The initial amount of money John borrowed from Tebogo was approximately R6,968.29. This was calculated using the formula for simple interest and solving for the principal by rearranging the formula and substituting the given values.

Step-by-step explanation:

To calculate the initial amount of money John borrowed from Tebogo at a simple interest rate of 8.7% per year, we need to use the formula for simple interest: Interest = Principal × rate × time. Given that after five years John owes Tebogo R10,000, we can assume this is the total amount of the principal plus the interest accrued over the five years.

First, we rearrange the simple interest formula to solve for the principal: Principal = Interest / (rate × time). To find the interest, subtract the principal from the total amount owed:

Total owed = Principal + Interest
10,000 = Principal + Interest
Interest = 10,000 - Principal

Then we substitute the values into the rearranged formula:

Principal = (10,000 - Principal) / (0.087 × 5).

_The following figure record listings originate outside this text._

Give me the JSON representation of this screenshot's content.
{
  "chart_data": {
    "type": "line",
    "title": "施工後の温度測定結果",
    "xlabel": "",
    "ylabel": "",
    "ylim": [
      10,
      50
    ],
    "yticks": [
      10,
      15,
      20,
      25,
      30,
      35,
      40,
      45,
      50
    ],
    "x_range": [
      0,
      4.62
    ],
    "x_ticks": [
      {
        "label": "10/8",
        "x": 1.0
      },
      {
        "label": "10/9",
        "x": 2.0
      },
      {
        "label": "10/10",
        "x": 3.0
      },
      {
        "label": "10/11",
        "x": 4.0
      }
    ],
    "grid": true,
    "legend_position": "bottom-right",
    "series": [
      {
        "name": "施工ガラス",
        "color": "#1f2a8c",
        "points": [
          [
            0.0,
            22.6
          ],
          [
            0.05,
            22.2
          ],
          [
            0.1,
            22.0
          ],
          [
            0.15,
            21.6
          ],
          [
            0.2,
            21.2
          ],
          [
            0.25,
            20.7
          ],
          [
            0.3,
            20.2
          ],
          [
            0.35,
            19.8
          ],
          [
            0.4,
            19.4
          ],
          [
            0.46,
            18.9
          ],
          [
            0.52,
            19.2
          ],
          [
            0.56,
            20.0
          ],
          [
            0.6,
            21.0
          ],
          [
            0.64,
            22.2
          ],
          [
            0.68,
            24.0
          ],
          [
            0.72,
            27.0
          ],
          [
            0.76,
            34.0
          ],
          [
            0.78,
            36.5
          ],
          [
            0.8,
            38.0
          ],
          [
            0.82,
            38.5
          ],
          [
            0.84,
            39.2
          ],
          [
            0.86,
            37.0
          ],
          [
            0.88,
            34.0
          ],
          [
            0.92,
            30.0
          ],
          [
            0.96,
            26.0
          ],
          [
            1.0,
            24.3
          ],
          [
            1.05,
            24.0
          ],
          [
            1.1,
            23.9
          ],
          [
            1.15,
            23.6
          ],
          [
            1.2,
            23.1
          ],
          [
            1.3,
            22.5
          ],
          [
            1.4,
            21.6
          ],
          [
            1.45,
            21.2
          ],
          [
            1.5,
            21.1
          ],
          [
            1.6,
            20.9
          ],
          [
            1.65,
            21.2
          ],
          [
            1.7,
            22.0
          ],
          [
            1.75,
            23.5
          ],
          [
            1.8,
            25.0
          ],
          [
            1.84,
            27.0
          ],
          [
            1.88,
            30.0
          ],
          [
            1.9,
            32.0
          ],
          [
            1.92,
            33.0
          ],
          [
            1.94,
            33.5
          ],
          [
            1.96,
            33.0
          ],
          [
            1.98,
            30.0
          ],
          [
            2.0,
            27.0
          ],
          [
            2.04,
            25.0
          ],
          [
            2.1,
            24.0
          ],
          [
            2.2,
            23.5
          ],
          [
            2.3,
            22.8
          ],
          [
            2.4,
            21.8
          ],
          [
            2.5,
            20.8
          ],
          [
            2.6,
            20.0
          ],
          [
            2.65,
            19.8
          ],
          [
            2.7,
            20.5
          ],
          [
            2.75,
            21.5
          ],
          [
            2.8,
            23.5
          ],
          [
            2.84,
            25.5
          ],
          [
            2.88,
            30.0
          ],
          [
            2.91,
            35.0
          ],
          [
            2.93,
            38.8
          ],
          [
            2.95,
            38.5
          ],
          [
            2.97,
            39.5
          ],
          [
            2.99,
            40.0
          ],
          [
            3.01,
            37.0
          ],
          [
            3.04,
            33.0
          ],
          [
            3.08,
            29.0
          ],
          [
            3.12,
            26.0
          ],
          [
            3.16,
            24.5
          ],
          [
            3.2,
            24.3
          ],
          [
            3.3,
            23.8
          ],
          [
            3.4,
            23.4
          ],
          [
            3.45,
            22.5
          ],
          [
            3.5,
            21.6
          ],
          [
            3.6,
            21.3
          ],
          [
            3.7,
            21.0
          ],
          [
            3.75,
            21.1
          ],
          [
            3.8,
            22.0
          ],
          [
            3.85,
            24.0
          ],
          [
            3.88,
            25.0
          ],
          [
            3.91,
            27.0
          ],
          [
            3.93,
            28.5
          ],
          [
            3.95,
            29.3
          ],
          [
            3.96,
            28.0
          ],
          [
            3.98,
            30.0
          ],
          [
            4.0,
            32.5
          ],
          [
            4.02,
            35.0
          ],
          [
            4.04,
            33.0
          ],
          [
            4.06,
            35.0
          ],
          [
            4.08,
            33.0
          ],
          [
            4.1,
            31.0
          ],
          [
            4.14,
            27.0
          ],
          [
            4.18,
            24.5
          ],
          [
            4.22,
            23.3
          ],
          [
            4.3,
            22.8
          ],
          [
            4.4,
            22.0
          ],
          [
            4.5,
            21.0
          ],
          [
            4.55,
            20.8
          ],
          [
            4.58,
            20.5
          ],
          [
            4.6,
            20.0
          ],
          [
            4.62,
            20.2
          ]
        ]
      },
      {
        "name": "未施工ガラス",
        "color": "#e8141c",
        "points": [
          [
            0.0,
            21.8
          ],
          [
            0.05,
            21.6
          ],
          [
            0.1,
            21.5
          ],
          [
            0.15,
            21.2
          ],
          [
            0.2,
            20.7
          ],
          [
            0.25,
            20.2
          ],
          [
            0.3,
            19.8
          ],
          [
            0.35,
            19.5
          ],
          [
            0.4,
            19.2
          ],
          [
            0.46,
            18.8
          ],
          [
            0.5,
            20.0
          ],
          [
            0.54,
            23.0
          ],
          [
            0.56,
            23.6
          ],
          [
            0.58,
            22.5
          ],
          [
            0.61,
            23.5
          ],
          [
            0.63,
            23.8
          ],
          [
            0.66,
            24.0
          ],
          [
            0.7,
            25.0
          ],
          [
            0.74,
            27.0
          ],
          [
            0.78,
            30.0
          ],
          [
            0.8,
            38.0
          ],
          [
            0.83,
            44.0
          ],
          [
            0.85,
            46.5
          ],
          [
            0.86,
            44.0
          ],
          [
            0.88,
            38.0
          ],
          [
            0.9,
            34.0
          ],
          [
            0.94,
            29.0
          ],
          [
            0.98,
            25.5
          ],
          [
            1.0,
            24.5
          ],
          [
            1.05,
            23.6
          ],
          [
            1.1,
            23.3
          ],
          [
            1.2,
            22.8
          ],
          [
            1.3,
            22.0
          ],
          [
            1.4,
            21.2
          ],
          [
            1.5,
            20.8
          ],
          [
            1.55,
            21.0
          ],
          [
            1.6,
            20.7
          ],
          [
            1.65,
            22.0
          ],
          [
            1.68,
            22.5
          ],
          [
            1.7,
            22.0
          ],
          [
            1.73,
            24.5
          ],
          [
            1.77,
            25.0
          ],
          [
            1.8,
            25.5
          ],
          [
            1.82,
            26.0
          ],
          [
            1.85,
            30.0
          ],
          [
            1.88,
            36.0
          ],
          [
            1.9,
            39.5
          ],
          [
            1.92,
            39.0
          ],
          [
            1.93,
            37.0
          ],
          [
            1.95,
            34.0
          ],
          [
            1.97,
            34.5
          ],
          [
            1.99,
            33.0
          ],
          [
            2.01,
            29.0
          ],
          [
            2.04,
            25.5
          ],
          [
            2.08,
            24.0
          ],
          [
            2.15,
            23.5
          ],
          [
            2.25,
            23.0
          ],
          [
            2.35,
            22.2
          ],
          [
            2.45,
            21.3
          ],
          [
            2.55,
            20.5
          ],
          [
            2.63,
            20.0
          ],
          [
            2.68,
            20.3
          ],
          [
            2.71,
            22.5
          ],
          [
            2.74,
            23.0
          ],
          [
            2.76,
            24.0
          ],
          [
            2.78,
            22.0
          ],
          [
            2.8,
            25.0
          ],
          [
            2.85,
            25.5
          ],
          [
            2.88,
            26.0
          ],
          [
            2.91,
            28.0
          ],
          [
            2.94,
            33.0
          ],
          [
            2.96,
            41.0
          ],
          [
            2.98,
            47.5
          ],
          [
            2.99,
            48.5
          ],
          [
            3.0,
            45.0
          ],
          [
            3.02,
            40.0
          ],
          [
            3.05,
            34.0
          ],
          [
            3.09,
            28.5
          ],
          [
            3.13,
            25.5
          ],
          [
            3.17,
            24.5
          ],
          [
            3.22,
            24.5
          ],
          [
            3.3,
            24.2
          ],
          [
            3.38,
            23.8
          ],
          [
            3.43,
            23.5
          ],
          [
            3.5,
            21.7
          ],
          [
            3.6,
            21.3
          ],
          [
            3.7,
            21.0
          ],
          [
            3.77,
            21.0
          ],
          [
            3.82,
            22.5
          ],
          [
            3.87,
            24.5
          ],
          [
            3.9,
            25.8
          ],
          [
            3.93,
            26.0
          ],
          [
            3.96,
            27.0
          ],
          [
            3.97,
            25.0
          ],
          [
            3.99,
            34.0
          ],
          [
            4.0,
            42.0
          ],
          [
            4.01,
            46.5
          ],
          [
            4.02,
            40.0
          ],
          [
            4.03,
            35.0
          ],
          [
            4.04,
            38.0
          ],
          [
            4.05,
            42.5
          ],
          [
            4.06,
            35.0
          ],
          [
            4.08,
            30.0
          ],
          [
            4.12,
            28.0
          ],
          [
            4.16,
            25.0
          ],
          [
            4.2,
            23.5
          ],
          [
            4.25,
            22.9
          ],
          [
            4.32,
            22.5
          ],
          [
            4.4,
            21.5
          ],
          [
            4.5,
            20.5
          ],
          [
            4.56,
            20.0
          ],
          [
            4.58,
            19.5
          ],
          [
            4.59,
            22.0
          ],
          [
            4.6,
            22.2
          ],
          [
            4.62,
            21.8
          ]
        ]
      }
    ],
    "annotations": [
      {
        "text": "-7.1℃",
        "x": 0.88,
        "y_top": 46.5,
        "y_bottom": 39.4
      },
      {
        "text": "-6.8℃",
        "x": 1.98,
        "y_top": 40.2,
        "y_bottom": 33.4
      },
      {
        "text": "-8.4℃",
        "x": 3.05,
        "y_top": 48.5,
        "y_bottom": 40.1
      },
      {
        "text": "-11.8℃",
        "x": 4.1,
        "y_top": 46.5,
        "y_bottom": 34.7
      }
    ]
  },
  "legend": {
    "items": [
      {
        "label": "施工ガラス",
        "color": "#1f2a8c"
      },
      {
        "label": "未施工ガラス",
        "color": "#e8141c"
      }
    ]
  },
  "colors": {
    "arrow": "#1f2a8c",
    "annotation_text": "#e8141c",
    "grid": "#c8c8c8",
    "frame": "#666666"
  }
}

Since we have 'Principal' on both sides of the equation, we need to solve for it algebraically. Let's call the initial principal amount 'P'. Now we have:

10,000 = P + (P × 0.087 × 5)
10,000 = P (1 + 0.087 × 5)
10,000 = P (1 + 0.435)
10,000 = P × 1.435

To find 'P', we divide both sides by 1.435:

P = 10,000 / 1.435
P ≈ R6,968.29

Therefore, the initial amount John borrowed was approximately R6,968.29.